Autumn leaf peepers in Chesapeake Bay states may be disappointed by more muted colors because of climate change, scientists say.
“Dull falls” may be added to the string of detriments climate change may bring, according to a 2018 report by the Pennsylvania Department of Conservation and Natural Resources. “Climate change is disrupting the timing of natural cycles, such as trees’ emergence from dormancy, leaf development and blooming,” the agency said in a recent statement highlighting the problem.
“It can get very complicated, and it can have negative impacts to the vibrancy of the foliage,” added Kerry Campbell, environmental manager for the state’s Department of Environmental Protection energy office.
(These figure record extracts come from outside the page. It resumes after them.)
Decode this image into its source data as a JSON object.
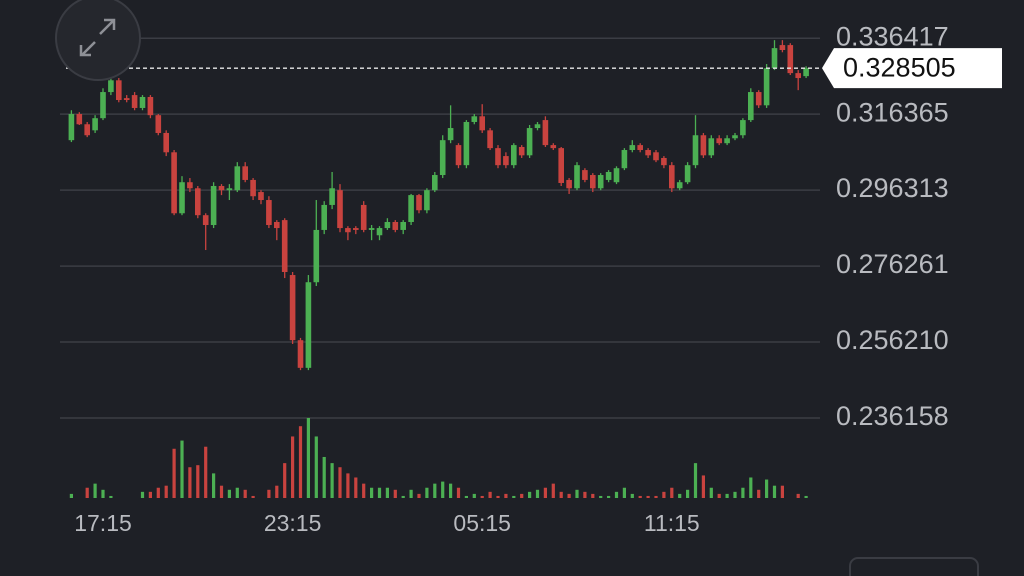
{
  "chart_data": {
    "type": "candlestick",
    "last_price": 0.328505,
    "ylim": [
      0.2355,
      0.3465
    ],
    "yticks": [
      0.336417,
      0.316365,
      0.296313,
      0.276261,
      {
        "value": 0.25621,
        "label": "0.256210"
      },
      0.236158
    ],
    "grid": true,
    "up_color": "#4cb053",
    "down_color": "#c9433f",
    "categories": [
      null,
      null,
      null,
      null,
      "17:15",
      null,
      null,
      null,
      null,
      null,
      null,
      null,
      null,
      null,
      null,
      null,
      null,
      null,
      null,
      null,
      null,
      null,
      null,
      null,
      null,
      null,
      null,
      null,
      "23:15",
      null,
      null,
      null,
      null,
      null,
      null,
      null,
      null,
      null,
      null,
      null,
      null,
      null,
      null,
      null,
      null,
      null,
      null,
      null,
      null,
      null,
      null,
      null,
      "05:15",
      null,
      null,
      null,
      null,
      null,
      null,
      null,
      null,
      null,
      null,
      null,
      null,
      null,
      null,
      null,
      null,
      null,
      null,
      null,
      null,
      null,
      null,
      null,
      "11:15",
      null,
      null,
      null,
      null,
      null,
      null,
      null,
      null,
      null,
      null,
      null,
      null,
      null,
      null,
      null,
      null,
      null
    ],
    "open": [
      0.3095,
      0.3164,
      0.3137,
      0.3121,
      0.3153,
      0.3222,
      0.3253,
      0.3206,
      0.3214,
      0.318,
      0.3209,
      0.3161,
      0.3114,
      0.3063,
      0.2902,
      0.2984,
      0.2968,
      0.2897,
      0.2871,
      0.2974,
      0.2963,
      0.2963,
      0.3026,
      0.299,
      0.2958,
      0.2937,
      0.2879,
      0.2884,
      0.2739,
      0.2567,
      0.2494,
      0.272,
      0.2858,
      0.2924,
      0.2963,
      0.2863,
      0.2863,
      0.2924,
      0.2858,
      0.2844,
      0.2863,
      0.2879,
      0.2858,
      0.2879,
      0.295,
      0.291,
      0.2963,
      0.3003,
      0.3095,
      0.3082,
      0.3029,
      0.3143,
      0.3158,
      0.3121,
      0.3074,
      0.3053,
      0.3029,
      0.3077,
      0.3055,
      0.3127,
      0.3148,
      0.3082,
      0.3074,
      0.299,
      0.2968,
      0.3016,
      0.3003,
      0.2968,
      0.299,
      0.2984,
      0.3021,
      0.3069,
      0.3082,
      0.3069,
      0.3063,
      0.3048,
      0.3029,
      0.2968,
      0.2984,
      0.3029,
      0.3108,
      0.3055,
      0.31,
      0.3087,
      0.31,
      0.3108,
      0.3148,
      0.3222,
      0.3187,
      0.3285,
      0.3346,
      0.3346,
      0.3272,
      0.3264
    ],
    "high": [
      0.3174,
      0.3169,
      0.3143,
      0.3161,
      0.3232,
      0.3264,
      0.3259,
      0.3214,
      0.3222,
      0.3214,
      0.3214,
      0.3164,
      0.3121,
      0.3069,
      0.3,
      0.2995,
      0.2974,
      0.2902,
      0.2984,
      0.2979,
      0.2979,
      0.3037,
      0.3037,
      0.2995,
      0.2963,
      0.2947,
      0.2884,
      0.2889,
      0.2747,
      0.2573,
      0.2739,
      0.2937,
      0.2934,
      0.3011,
      0.2979,
      0.2868,
      0.2868,
      0.2934,
      0.2871,
      0.2868,
      0.2889,
      0.2884,
      0.2884,
      0.2953,
      0.2953,
      0.2968,
      0.3011,
      0.3108,
      0.3187,
      0.3087,
      0.3148,
      0.3164,
      0.319,
      0.3127,
      0.3082,
      0.3063,
      0.3087,
      0.3082,
      0.3135,
      0.3143,
      0.3158,
      0.3087,
      0.3077,
      0.2995,
      0.3037,
      0.3021,
      0.3008,
      0.3008,
      0.3016,
      0.3026,
      0.3074,
      0.3095,
      0.3087,
      0.3074,
      0.3069,
      0.3053,
      0.3037,
      0.299,
      0.3037,
      0.3161,
      0.3114,
      0.3108,
      0.3108,
      0.3108,
      0.3114,
      0.3153,
      0.3232,
      0.3227,
      0.3296,
      0.3359,
      0.3359,
      0.3351,
      0.328,
      0.329
    ],
    "low": [
      0.309,
      0.3135,
      0.3103,
      0.3114,
      0.3148,
      0.3214,
      0.3195,
      0.3195,
      0.3174,
      0.3174,
      0.3153,
      0.3108,
      0.3053,
      0.2897,
      0.2897,
      0.2958,
      0.2889,
      0.2805,
      0.2863,
      0.295,
      0.2937,
      0.2958,
      0.2984,
      0.2937,
      0.2926,
      0.2863,
      0.2831,
      0.2731,
      0.2557,
      0.2488,
      0.2488,
      0.271,
      0.2847,
      0.2913,
      0.2852,
      0.2831,
      0.2847,
      0.2852,
      0.2831,
      0.2831,
      0.2858,
      0.2852,
      0.2847,
      0.2871,
      0.2902,
      0.2902,
      0.2958,
      0.2995,
      0.3087,
      0.3021,
      0.3021,
      0.3137,
      0.3114,
      0.3069,
      0.3021,
      0.3021,
      0.3021,
      0.3048,
      0.3048,
      0.3121,
      0.3077,
      0.3069,
      0.2974,
      0.2953,
      0.2963,
      0.2984,
      0.2958,
      0.2963,
      0.2984,
      0.2979,
      0.3016,
      0.3063,
      0.3063,
      0.3048,
      0.3037,
      0.3021,
      0.2958,
      0.2963,
      0.2979,
      0.3021,
      0.3048,
      0.3048,
      0.3082,
      0.3082,
      0.3095,
      0.31,
      0.3143,
      0.318,
      0.318,
      0.328,
      0.3327,
      0.3267,
      0.3227,
      0.3259
    ],
    "close": [
      0.3164,
      0.3137,
      0.3108,
      0.3153,
      0.3222,
      0.3253,
      0.3201,
      0.3201,
      0.318,
      0.3209,
      0.3161,
      0.3114,
      0.3063,
      0.2902,
      0.2984,
      0.2968,
      0.2897,
      0.2871,
      0.2974,
      0.2963,
      0.2968,
      0.3026,
      0.299,
      0.2947,
      0.2937,
      0.2871,
      0.2863,
      0.2747,
      0.2567,
      0.2494,
      0.272,
      0.2858,
      0.2924,
      0.2968,
      0.2863,
      0.2852,
      0.2858,
      0.2858,
      0.2863,
      0.2863,
      0.2879,
      0.2858,
      0.2879,
      0.295,
      0.291,
      0.2963,
      0.3003,
      0.3095,
      0.3127,
      0.3029,
      0.3143,
      0.3158,
      0.3121,
      0.3074,
      0.3029,
      0.3029,
      0.3082,
      0.3055,
      0.3127,
      0.3137,
      0.3082,
      0.3074,
      0.2982,
      0.2968,
      0.3029,
      0.299,
      0.2968,
      0.3003,
      0.3011,
      0.3021,
      0.3069,
      0.3082,
      0.3069,
      0.3055,
      0.3042,
      0.3029,
      0.2968,
      0.2984,
      0.3029,
      0.3108,
      0.3055,
      0.31,
      0.3087,
      0.31,
      0.3108,
      0.3148,
      0.3222,
      0.3187,
      0.3285,
      0.3338,
      0.3333,
      0.3272,
      0.3259,
      0.3285
    ],
    "volume": [
      4,
      0,
      10,
      14,
      8,
      2,
      0,
      0,
      0,
      6,
      6,
      10,
      12,
      48,
      56,
      30,
      32,
      50,
      24,
      12,
      8,
      10,
      8,
      2,
      0,
      8,
      12,
      34,
      60,
      70,
      78,
      60,
      40,
      34,
      30,
      24,
      20,
      14,
      10,
      10,
      10,
      8,
      2,
      8,
      4,
      10,
      14,
      16,
      14,
      10,
      2,
      4,
      2,
      6,
      2,
      4,
      2,
      4,
      6,
      8,
      10,
      14,
      6,
      4,
      8,
      6,
      4,
      2,
      2,
      6,
      10,
      4,
      2,
      2,
      2,
      6,
      10,
      4,
      8,
      34,
      22,
      10,
      4,
      4,
      6,
      10,
      20,
      8,
      18,
      12,
      12,
      0,
      4,
      2
    ]
  }
}
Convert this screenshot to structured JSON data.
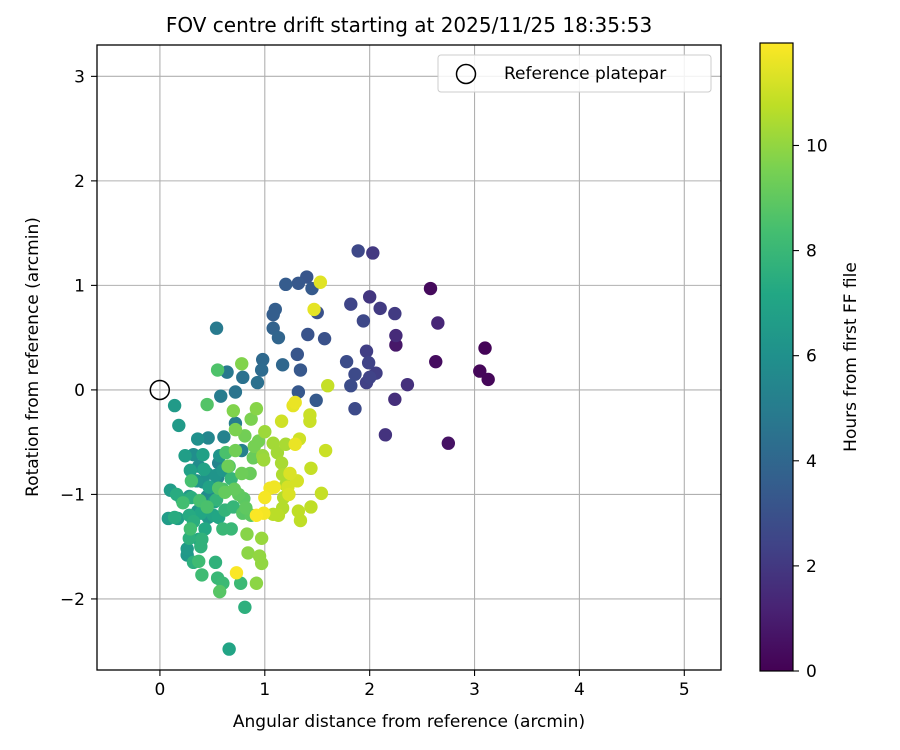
{
  "chart_data": {
    "type": "scatter",
    "title": "FOV centre drift starting at 2025/11/25 18:35:53",
    "xlabel": "Angular distance from reference (arcmin)",
    "ylabel": "Rotation from reference (arcmin)",
    "xlim": [
      -0.6,
      5.35
    ],
    "ylim": [
      -2.68,
      3.3
    ],
    "xticks": [
      "0",
      "1",
      "2",
      "3",
      "4",
      "5"
    ],
    "yticks": [
      "−2",
      "−1",
      "0",
      "1",
      "2",
      "3"
    ],
    "grid": true,
    "legend": {
      "placement": "top-right",
      "entries": [
        "Reference platepar"
      ]
    },
    "reference_point": {
      "x": 0,
      "y": 0
    },
    "colorbar": {
      "label": "Hours from first FF file",
      "colormap": "viridis",
      "range": [
        0,
        11.95
      ],
      "ticks": [
        "0",
        "2",
        "4",
        "6",
        "8",
        "10"
      ]
    },
    "points": [
      [
        3.1,
        0.4,
        0.1
      ],
      [
        3.05,
        0.18,
        0.2
      ],
      [
        3.13,
        0.1,
        0.2
      ],
      [
        2.58,
        0.97,
        0.3
      ],
      [
        2.63,
        0.27,
        0.4
      ],
      [
        2.75,
        -0.51,
        0.6
      ],
      [
        2.25,
        0.43,
        0.8
      ],
      [
        2.65,
        0.64,
        1.3
      ],
      [
        2.25,
        0.52,
        1.5
      ],
      [
        2.36,
        0.05,
        1.7
      ],
      [
        2.24,
        -0.09,
        1.6
      ],
      [
        2.15,
        -0.43,
        1.8
      ],
      [
        2.0,
        0.89,
        1.9
      ],
      [
        2.03,
        1.31,
        2.0
      ],
      [
        2.1,
        0.78,
        2.1
      ],
      [
        2.24,
        0.73,
        2.1
      ],
      [
        2.06,
        0.16,
        2.2
      ],
      [
        1.97,
        0.37,
        2.2
      ],
      [
        1.99,
        0.26,
        2.4
      ],
      [
        1.97,
        0.07,
        2.3
      ],
      [
        2.0,
        0.12,
        2.4
      ],
      [
        1.89,
        1.33,
        2.6
      ],
      [
        1.94,
        0.66,
        2.6
      ],
      [
        1.82,
        0.82,
        2.5
      ],
      [
        1.86,
        0.15,
        2.7
      ],
      [
        1.86,
        -0.18,
        2.7
      ],
      [
        1.78,
        0.27,
        2.8
      ],
      [
        1.82,
        0.04,
        2.8
      ],
      [
        1.57,
        0.49,
        3.0
      ],
      [
        1.5,
        0.74,
        3.0
      ],
      [
        1.41,
        0.53,
        3.1
      ],
      [
        1.31,
        0.34,
        3.2
      ],
      [
        1.34,
        0.19,
        3.3
      ],
      [
        1.32,
        -0.02,
        3.3
      ],
      [
        1.49,
        -0.1,
        3.4
      ],
      [
        1.4,
        1.08,
        3.2
      ],
      [
        1.32,
        1.02,
        3.3
      ],
      [
        1.45,
        0.97,
        3.4
      ],
      [
        1.2,
        1.01,
        3.5
      ],
      [
        1.1,
        0.77,
        3.6
      ],
      [
        1.08,
        0.72,
        3.6
      ],
      [
        1.08,
        0.59,
        3.8
      ],
      [
        1.13,
        0.5,
        3.9
      ],
      [
        1.17,
        0.24,
        4.0
      ],
      [
        0.98,
        0.29,
        4.1
      ],
      [
        0.97,
        0.19,
        4.2
      ],
      [
        0.93,
        0.07,
        4.4
      ],
      [
        0.79,
        0.12,
        4.5
      ],
      [
        0.72,
        -0.02,
        4.6
      ],
      [
        0.64,
        0.17,
        4.8
      ],
      [
        0.54,
        0.59,
        4.9
      ],
      [
        0.58,
        -0.06,
        5.0
      ],
      [
        0.72,
        -0.32,
        5.1
      ],
      [
        0.78,
        -0.58,
        5.2
      ],
      [
        0.61,
        -0.45,
        5.3
      ],
      [
        0.56,
        -0.7,
        5.4
      ],
      [
        0.46,
        -0.46,
        5.5
      ],
      [
        0.55,
        -0.84,
        5.5
      ],
      [
        0.49,
        -0.97,
        5.6
      ],
      [
        0.45,
        -1.02,
        5.7
      ],
      [
        0.37,
        -0.73,
        5.8
      ],
      [
        0.32,
        -0.62,
        5.9
      ],
      [
        0.36,
        -0.47,
        6.0
      ],
      [
        0.45,
        -0.8,
        6.1
      ],
      [
        0.41,
        -0.88,
        6.1
      ],
      [
        0.57,
        -0.63,
        6.2
      ],
      [
        0.53,
        -0.82,
        6.2
      ],
      [
        0.6,
        -0.77,
        6.3
      ],
      [
        0.35,
        -0.87,
        6.2
      ],
      [
        0.28,
        -1.02,
        6.3
      ],
      [
        0.36,
        -1.16,
        6.3
      ],
      [
        0.46,
        -1.22,
        6.4
      ],
      [
        0.26,
        -1.58,
        6.4
      ],
      [
        0.26,
        -1.52,
        6.5
      ],
      [
        0.18,
        -0.34,
        6.5
      ],
      [
        0.14,
        -0.15,
        6.5
      ],
      [
        0.1,
        -0.96,
        6.6
      ],
      [
        0.08,
        -1.23,
        6.6
      ],
      [
        0.17,
        -1.23,
        6.7
      ],
      [
        0.24,
        -0.63,
        6.7
      ],
      [
        0.29,
        -0.77,
        6.8
      ],
      [
        0.41,
        -0.62,
        6.8
      ],
      [
        0.42,
        -0.76,
        6.9
      ],
      [
        0.47,
        -0.93,
        6.9
      ],
      [
        0.52,
        -1.07,
        7.0
      ],
      [
        0.51,
        -1.2,
        7.0
      ],
      [
        0.56,
        -1.22,
        7.1
      ],
      [
        0.39,
        -1.18,
        7.1
      ],
      [
        0.43,
        -1.33,
        7.2
      ],
      [
        0.37,
        -1.43,
        7.2
      ],
      [
        0.28,
        -1.2,
        7.3
      ],
      [
        0.21,
        -1.05,
        7.3
      ],
      [
        0.14,
        -1.22,
        7.4
      ],
      [
        0.16,
        -1.0,
        7.4
      ],
      [
        0.3,
        -1.03,
        7.5
      ],
      [
        0.32,
        -1.26,
        7.5
      ],
      [
        0.28,
        -1.42,
        7.6
      ],
      [
        0.32,
        -1.65,
        7.6
      ],
      [
        0.39,
        -1.5,
        7.7
      ],
      [
        0.4,
        -1.43,
        7.7
      ],
      [
        0.53,
        -1.65,
        7.7
      ],
      [
        0.66,
        -2.48,
        7.0
      ],
      [
        0.54,
        -1.05,
        7.8
      ],
      [
        0.62,
        -1.15,
        7.8
      ],
      [
        0.68,
        -0.85,
        7.9
      ],
      [
        0.7,
        -1.12,
        7.9
      ],
      [
        0.6,
        -1.33,
        8.0
      ],
      [
        0.68,
        -1.33,
        8.0
      ],
      [
        0.55,
        -1.8,
        8.0
      ],
      [
        0.6,
        -1.85,
        8.1
      ],
      [
        0.77,
        -1.85,
        8.1
      ],
      [
        0.81,
        -2.08,
        7.6
      ],
      [
        0.4,
        -1.77,
        8.2
      ],
      [
        0.37,
        -1.64,
        8.2
      ],
      [
        0.29,
        -1.33,
        8.3
      ],
      [
        0.22,
        -1.08,
        8.3
      ],
      [
        0.3,
        -0.87,
        8.4
      ],
      [
        0.38,
        -1.06,
        8.4
      ],
      [
        0.45,
        -1.12,
        8.5
      ],
      [
        0.6,
        -0.95,
        8.5
      ],
      [
        0.63,
        -0.6,
        8.5
      ],
      [
        0.55,
        0.19,
        8.6
      ],
      [
        0.66,
        -0.73,
        8.6
      ],
      [
        0.45,
        -0.14,
        8.7
      ],
      [
        0.56,
        -0.94,
        8.7
      ],
      [
        0.57,
        -1.93,
        8.8
      ],
      [
        0.79,
        -1.18,
        8.8
      ],
      [
        0.87,
        -1.2,
        8.9
      ],
      [
        0.8,
        -1.04,
        8.9
      ],
      [
        0.82,
        -1.13,
        9.0
      ],
      [
        0.75,
        -1.0,
        9.0
      ],
      [
        0.71,
        -0.95,
        9.1
      ],
      [
        0.62,
        -0.98,
        9.1
      ],
      [
        0.86,
        -0.8,
        9.2
      ],
      [
        0.89,
        -0.65,
        9.2
      ],
      [
        0.78,
        -0.8,
        9.3
      ],
      [
        0.65,
        -0.73,
        9.3
      ],
      [
        0.72,
        -0.58,
        9.4
      ],
      [
        0.81,
        -0.44,
        9.4
      ],
      [
        0.9,
        -0.54,
        9.5
      ],
      [
        0.94,
        -0.49,
        9.5
      ],
      [
        0.87,
        -0.28,
        9.6
      ],
      [
        0.72,
        -0.38,
        9.6
      ],
      [
        0.7,
        -0.2,
        9.7
      ],
      [
        0.78,
        0.25,
        9.7
      ],
      [
        0.92,
        -0.18,
        9.8
      ],
      [
        0.83,
        -1.38,
        9.8
      ],
      [
        0.84,
        -1.56,
        9.9
      ],
      [
        0.92,
        -1.85,
        9.9
      ],
      [
        0.97,
        -1.66,
        10.0
      ],
      [
        0.95,
        -1.59,
        10.0
      ],
      [
        0.97,
        -1.42,
        10.1
      ],
      [
        0.98,
        -0.63,
        10.1
      ],
      [
        1.0,
        -0.4,
        10.2
      ],
      [
        0.99,
        -0.67,
        10.2
      ],
      [
        1.08,
        -0.51,
        10.3
      ],
      [
        1.12,
        -0.6,
        10.3
      ],
      [
        1.2,
        -0.52,
        10.4
      ],
      [
        1.16,
        -0.7,
        10.4
      ],
      [
        1.17,
        -0.81,
        10.5
      ],
      [
        1.2,
        -0.91,
        10.5
      ],
      [
        1.18,
        -1.03,
        10.6
      ],
      [
        1.17,
        -1.13,
        10.6
      ],
      [
        1.13,
        -1.2,
        10.7
      ],
      [
        1.08,
        -1.19,
        10.7
      ],
      [
        1.32,
        -1.16,
        10.8
      ],
      [
        1.34,
        -1.25,
        10.8
      ],
      [
        1.44,
        -1.12,
        10.8
      ],
      [
        1.44,
        -0.75,
        10.9
      ],
      [
        1.54,
        -0.99,
        10.9
      ],
      [
        1.58,
        -0.58,
        11.0
      ],
      [
        1.43,
        -0.24,
        11.0
      ],
      [
        1.43,
        -0.3,
        11.0
      ],
      [
        1.16,
        -0.3,
        11.1
      ],
      [
        1.33,
        -0.47,
        11.1
      ],
      [
        1.31,
        -0.87,
        11.2
      ],
      [
        1.22,
        -0.93,
        11.2
      ],
      [
        1.23,
        -1.0,
        11.3
      ],
      [
        1.24,
        -0.8,
        11.3
      ],
      [
        1.6,
        0.04,
        10.9
      ],
      [
        1.53,
        1.03,
        11.4
      ],
      [
        1.47,
        0.77,
        11.5
      ],
      [
        1.27,
        -0.15,
        11.5
      ],
      [
        1.29,
        -0.12,
        11.6
      ],
      [
        1.29,
        -0.52,
        11.6
      ],
      [
        1.05,
        -0.94,
        11.7
      ],
      [
        1.09,
        -0.93,
        11.7
      ],
      [
        1.0,
        -1.03,
        11.8
      ],
      [
        0.99,
        -1.18,
        11.8
      ],
      [
        0.92,
        -1.2,
        11.9
      ],
      [
        0.73,
        -1.75,
        11.9
      ]
    ]
  }
}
Leaf color is affected by an interplay of conditions, including excess rainfall or drought, high or low temperatures and frost. Climate change is expected to have an influence on all of them. Among the changing conditions that could lead to a fall foliage letdown: a dry, hot summer caused by rising temperatures and disrupted rainfall patterns that can result in browning or early leaf drop.
Climate change also is expected to make conditions more hospitable for diseases and invasive insects, which can further stress trees and lead to more muted colors.
Also, scientists are predicting that the dominate range of some tree species will move northward to escape warming temperatures. Among the likely candidates are sugar maples, which provide one of the most brilliant autumn displays.
“In ecology, everything is connected,” said Chris Firestone, a plant botanist with DCNR. “Climate change can impact small things that we don’t think about, and we don’t always know how those things may play out.”